Mas sabe o me chama atenção? Jamais vi qualquer manchete assim: “Desprezo paterno: homem abandona filho...” ou “homem é preso após abandonar bebê na barriga da mãe”, ou após o nascimento ou a qualquer momento da vida... Como será que nós reagiríamos diante de tais notícias? Numa sociedade machista e patriarcal onde a masculinidade pressupõe apenas a direitos e nenhum dever, seria realmente espantoso...
Ao longo da história deste país, aos homens foi dado o direito de gerar filhos sem a menor preocupação ou responsabilidade e de abandoná-los sem o menor remorso ou receio de punição.
O estabelecimento da filiação paterna, na legislação e na cultura patriarcal brasileira está fortemente vinculado à vontade e ao arbítrio do homem-pai e está efetivamente garantido apenas para as crianças nascidas dentro da família tradicional.

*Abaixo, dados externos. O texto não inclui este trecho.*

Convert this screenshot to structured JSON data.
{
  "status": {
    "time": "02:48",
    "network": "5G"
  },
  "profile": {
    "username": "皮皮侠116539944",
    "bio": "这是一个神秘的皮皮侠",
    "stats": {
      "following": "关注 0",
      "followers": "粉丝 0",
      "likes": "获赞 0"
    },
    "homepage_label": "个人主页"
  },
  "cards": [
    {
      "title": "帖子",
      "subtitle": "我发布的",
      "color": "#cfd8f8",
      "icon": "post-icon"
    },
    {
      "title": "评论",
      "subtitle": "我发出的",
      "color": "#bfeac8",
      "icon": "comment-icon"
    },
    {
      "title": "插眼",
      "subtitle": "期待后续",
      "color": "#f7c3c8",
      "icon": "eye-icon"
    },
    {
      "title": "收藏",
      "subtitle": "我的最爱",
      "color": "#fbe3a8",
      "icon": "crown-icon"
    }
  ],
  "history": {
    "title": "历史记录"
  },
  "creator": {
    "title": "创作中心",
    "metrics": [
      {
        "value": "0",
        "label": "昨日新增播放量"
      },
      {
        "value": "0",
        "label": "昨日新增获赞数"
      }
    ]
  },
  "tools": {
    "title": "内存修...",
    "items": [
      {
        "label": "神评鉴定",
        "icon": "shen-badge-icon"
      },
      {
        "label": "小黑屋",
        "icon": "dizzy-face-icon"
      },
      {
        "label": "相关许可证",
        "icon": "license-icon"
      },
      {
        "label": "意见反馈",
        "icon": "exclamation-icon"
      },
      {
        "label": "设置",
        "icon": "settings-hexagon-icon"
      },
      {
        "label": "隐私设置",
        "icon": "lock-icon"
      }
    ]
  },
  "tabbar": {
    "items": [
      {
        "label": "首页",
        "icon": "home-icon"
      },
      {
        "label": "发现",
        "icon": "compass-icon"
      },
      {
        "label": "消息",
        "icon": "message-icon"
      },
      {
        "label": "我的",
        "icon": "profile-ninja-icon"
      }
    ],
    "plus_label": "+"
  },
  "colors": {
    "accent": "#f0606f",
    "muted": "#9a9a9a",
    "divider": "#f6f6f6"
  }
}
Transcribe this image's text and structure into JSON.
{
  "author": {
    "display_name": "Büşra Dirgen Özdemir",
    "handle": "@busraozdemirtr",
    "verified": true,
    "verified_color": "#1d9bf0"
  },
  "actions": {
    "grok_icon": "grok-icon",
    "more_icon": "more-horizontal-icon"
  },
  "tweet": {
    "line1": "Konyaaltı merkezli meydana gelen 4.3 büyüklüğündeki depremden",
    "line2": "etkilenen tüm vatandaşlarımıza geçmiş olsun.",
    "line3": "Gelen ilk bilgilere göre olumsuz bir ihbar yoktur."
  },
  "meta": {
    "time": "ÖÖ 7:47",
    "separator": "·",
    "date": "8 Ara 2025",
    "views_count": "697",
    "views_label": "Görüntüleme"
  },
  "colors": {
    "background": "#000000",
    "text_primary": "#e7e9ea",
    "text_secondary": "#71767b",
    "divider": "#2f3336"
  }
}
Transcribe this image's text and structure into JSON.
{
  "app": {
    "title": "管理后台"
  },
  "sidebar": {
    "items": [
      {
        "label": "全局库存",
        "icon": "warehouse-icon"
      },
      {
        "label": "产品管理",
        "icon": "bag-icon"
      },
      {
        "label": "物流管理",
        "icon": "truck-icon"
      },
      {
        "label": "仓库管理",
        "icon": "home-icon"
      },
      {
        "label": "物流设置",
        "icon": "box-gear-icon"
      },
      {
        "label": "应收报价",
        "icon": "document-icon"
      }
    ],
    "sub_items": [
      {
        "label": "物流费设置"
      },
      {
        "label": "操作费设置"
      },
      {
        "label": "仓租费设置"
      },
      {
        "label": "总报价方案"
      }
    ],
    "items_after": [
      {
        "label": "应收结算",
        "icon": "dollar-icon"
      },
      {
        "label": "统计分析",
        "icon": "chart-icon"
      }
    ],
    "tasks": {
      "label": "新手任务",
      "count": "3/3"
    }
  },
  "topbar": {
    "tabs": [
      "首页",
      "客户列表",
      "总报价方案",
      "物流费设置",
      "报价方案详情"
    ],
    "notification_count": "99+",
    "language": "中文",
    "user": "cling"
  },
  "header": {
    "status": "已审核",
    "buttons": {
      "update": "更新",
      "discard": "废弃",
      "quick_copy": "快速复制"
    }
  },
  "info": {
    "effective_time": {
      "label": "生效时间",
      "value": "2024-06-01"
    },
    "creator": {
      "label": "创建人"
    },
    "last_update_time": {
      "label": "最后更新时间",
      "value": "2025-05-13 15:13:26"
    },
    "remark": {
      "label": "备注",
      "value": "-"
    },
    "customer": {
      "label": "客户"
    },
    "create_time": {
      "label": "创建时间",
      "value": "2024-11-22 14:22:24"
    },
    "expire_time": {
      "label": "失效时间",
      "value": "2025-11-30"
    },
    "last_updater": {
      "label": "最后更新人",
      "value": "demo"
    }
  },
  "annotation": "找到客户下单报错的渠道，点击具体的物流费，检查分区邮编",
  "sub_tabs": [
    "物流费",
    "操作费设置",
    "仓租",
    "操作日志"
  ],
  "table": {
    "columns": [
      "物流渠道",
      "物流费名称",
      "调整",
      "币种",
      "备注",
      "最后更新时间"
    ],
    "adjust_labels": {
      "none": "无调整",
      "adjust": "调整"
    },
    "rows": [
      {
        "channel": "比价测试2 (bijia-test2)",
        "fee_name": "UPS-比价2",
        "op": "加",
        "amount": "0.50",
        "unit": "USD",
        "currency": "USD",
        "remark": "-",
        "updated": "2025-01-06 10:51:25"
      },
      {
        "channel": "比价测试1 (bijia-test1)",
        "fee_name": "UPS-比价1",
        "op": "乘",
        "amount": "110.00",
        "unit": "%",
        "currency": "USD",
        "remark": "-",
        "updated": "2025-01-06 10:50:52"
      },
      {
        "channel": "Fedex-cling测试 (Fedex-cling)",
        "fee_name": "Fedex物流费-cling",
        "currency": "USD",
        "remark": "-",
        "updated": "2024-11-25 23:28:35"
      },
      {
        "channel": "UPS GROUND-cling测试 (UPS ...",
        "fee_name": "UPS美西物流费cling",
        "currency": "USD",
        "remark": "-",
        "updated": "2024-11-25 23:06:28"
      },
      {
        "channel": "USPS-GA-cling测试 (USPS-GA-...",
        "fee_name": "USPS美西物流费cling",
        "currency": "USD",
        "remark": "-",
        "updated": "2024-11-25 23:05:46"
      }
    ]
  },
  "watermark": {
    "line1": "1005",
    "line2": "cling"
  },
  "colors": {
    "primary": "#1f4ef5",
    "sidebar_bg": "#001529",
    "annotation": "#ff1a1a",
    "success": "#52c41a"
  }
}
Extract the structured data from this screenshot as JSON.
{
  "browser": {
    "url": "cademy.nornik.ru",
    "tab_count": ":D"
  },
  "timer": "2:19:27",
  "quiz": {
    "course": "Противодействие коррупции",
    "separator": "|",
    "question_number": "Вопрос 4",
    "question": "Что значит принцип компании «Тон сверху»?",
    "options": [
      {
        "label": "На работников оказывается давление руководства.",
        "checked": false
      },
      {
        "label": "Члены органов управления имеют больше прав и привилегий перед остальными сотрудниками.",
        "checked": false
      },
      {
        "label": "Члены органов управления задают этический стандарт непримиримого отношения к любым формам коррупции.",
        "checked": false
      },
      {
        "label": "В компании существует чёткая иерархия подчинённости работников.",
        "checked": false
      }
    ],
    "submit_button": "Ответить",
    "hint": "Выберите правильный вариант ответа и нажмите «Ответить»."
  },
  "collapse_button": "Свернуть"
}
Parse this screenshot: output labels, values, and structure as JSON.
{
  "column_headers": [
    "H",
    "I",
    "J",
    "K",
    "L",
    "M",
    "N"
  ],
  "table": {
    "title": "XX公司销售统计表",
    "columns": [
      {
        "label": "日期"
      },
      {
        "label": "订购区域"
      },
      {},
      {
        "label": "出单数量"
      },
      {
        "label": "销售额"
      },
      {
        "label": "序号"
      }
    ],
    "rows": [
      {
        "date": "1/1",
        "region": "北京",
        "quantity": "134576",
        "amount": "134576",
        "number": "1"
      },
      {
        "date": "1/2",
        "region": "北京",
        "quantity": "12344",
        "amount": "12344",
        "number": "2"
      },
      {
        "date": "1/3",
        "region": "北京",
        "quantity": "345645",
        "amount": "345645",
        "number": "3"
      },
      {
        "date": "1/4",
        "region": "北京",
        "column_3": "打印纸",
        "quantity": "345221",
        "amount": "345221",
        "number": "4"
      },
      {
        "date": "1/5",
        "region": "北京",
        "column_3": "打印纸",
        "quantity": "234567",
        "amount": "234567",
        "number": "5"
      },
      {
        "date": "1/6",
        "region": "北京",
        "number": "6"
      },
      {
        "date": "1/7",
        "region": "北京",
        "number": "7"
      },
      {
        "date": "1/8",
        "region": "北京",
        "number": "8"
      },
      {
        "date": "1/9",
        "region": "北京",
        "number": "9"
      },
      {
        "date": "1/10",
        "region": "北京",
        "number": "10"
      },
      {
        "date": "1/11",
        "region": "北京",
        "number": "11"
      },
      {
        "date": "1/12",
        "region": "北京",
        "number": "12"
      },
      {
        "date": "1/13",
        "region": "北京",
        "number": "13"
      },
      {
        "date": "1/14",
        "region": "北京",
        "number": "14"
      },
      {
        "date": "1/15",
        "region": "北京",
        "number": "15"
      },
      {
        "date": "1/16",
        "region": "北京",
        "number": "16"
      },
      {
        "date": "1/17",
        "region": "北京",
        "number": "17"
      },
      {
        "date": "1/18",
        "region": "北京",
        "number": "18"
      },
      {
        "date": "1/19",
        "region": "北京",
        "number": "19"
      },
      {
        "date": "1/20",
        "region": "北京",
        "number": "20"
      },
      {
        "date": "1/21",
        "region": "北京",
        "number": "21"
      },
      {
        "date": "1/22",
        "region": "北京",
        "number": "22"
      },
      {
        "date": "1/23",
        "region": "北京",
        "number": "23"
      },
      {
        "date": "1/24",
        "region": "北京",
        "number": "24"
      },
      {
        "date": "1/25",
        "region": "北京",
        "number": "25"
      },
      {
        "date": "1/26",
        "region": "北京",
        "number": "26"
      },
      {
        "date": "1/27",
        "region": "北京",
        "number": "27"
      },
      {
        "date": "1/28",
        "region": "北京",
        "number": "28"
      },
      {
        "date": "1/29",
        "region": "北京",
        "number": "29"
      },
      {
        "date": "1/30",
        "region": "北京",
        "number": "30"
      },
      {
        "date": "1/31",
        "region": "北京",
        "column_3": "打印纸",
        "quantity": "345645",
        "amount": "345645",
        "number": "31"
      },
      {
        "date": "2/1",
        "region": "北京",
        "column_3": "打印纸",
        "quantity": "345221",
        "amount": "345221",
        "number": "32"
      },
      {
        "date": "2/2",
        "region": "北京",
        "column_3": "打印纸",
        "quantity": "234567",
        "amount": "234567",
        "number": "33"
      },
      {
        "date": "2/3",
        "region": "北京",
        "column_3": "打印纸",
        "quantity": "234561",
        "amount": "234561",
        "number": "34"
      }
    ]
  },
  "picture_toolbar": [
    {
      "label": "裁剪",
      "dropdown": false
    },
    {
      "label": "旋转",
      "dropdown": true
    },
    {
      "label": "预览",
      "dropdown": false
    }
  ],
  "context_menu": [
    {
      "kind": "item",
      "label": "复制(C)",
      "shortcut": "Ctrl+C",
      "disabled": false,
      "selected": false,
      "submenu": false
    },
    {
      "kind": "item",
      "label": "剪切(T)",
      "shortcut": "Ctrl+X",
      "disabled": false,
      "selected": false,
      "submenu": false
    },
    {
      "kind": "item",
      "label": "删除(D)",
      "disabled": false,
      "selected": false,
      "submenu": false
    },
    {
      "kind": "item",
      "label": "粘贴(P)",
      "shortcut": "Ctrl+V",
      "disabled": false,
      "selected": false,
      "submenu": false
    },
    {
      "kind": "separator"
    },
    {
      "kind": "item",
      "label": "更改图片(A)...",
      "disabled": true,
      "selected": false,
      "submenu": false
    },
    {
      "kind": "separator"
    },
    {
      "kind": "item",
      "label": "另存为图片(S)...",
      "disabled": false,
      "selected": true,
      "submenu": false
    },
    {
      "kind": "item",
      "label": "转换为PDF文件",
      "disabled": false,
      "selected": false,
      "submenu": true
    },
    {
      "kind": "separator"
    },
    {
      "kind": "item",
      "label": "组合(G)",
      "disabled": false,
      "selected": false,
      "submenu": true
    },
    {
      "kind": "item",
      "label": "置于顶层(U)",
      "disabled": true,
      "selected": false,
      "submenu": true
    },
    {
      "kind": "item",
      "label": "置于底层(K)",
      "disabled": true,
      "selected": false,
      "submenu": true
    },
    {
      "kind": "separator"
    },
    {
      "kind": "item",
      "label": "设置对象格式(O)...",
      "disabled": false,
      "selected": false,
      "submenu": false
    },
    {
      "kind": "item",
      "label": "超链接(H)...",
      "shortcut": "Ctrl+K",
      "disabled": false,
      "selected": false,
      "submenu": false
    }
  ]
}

Os números de NÃO reconhecimento paternos no Brasil, que chegam à espantosa cifra de 30% em alguns municípios, constituem uma perversa modalidade de machismo que impacta negativamente a vida das crianças e das mulheres que sozinhas, sem a solidariedade do companheiro, arcam com todos os encargos financeiros e sociais assumindo inteira responsabilidade pelo futuro da prole. O quadro torna-se particularmente devastador quando esta mãe (mulher/menina) é adolescente com baixa escolaridade constituindo um circulo de total vulnerabilidade para todos os membros daquele grupo familiar
Fico imaginando se somos mesmo um estado democrático... Que democracia é esta onde 30% dos cidadãos e cidadãs já nascem capengas de um direito elementar que é a identidade biológica?
E a proverbial e internacionalmente famosa solidariedade do povo brasileiro? Só fachada! Como posso acreditar na solidariedade de homens que abandonam suas mulheres e seus próprios filhos?
Espero viver o suficiente para ver os homens do meu país transformados em cidadãos realmente solidários; homens que ao praticar sexo com uma mulher, pensem que aquela relação pode gerar uma criança e se ele não tem intenção de assumi-la deve se proteger; homens que ao gerar uma criança assumam com ela, com a mulher que engravidou e consigo próprio um compromisso de solidariedade com o sustento, com a educação e com futuro daquela criança.
Enquanto existirem homens desertores teremos crianças na lixeira.